La première application concrète est l’identification des canaux à développer en priorité. Un canal avec un ROI réel élevé mais un budget faible est une pépite inexploitée. Chaque euro supplémentaire investi dans ce canal a de fortes chances de produire un retour supérieur à la moyenne. À l’inverse, un canal avec un ROI réel faible malgré un budget conséquent est un signal d’alarme qui mérite investigation. Soit le canal est saturé et les rendements sont décroissants, soit votre exécution sur ce canal nécessite une refonte.

La deuxième application est la détection des synergies entre canaux que le last click masque complètement. L’attribution multi-touch révèle souvent que certaines combinaisons de canaux produisent un ROI global supérieur à la somme de leurs contributions individuelles. Par exemple, le SEO et l’email marketing peuvent avoir des ROI individuels moyens, mais ensemble, dans un parcours SEO puis email, ils génèrent un taux de conversion nettement supérieur. Ce type d’insight n’est accessible qu’avec un modèle d’attribution qui analyse les parcours complets plutôt que les canaux en silos séparés.

La troisième application est la justification de vos investissements auprès de votre direction ou de vos investisseurs.
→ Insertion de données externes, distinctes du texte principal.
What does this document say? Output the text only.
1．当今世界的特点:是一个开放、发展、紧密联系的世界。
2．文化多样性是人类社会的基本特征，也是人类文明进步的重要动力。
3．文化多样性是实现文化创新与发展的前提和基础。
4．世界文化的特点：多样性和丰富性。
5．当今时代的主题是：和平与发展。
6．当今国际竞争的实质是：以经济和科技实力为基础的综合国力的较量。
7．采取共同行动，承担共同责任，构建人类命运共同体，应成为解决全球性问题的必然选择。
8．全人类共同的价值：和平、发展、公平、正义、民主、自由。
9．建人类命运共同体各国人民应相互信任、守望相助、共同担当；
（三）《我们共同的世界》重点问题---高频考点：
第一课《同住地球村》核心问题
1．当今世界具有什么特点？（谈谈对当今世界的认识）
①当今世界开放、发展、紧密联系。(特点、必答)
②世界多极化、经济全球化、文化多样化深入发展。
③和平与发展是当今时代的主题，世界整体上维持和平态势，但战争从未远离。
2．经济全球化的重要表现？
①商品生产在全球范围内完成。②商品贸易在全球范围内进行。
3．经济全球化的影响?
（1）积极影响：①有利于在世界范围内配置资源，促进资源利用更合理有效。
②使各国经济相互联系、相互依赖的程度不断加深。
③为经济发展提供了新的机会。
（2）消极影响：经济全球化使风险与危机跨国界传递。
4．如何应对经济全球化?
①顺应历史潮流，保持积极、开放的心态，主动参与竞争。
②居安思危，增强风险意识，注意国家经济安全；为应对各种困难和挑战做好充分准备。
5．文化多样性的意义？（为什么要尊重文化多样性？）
Quand vous pouvez démontrer que chaque euro investi en marketing génère X euros de revenu avec un modèle d’attribution rigoureux qui tient compte de l’ensemble du parcours client, votre crédibilité et votre capacité à négocier des budgets augmentent considérablement. Le suivi des données d’attribution intégré à votre CRO vous donne les arguments chiffrés pour défendre et augmenter votre budget marketing.

Les limites du ROI attribué et comment les contourner intelligemment

Même avec un modèle d’attribution sophistiqué, le ROI calculé reste une approximation de la réalité. Certaines contributions marketing échappent à toute mesure digitale. Un prospect qui entend parler de votre entreprise par un collègue lors d’un déjeuner professionnel, puis recherche votre nom sur Google et convertit, apparaîtra comme une conversion organique de marque dans vos données. La recommandation informelle qui a déclenché tout le processus reste invisible dans votre modèle d’attribution.

Pour contourner cette limite, Propuls’Lead recommande d’ajouter systématiquement un champ dans vos formulaires de conversion qui demande comment le prospect a entendu parler de vous pour la première fois. Cette donnée qualitative ne remplace pas l’attribution digitale, mais elle la complète en capturant les canaux offline et les recommandations qui échappent au tracking digital. La combinaison des données d’attribution digitale et des données déclaratives vous donne une vision beaucoup plus complète de votre ROI marketing réel.

Une autre limite est la difficulté de mesurer l’impact à long terme de certains canaux. Un investissement en contenu SEO peut ne générer des résultats visibles qu’après 6 à 12 mois. Si vous calculez le ROI sur un trimestre, vous sous-évaluez systématiquement ce type d’investissement à long terme. La bonne pratique est de calculer le ROI sur plusieurs horizons temporels : trimestriel pour les décisions tactiques, annuel pour les décisions stratégiques. Vous aurez ainsi une vision complète qui valorise équitablement les investissements à court terme et les investissements à long terme dans la construction de votre présence digitale durable.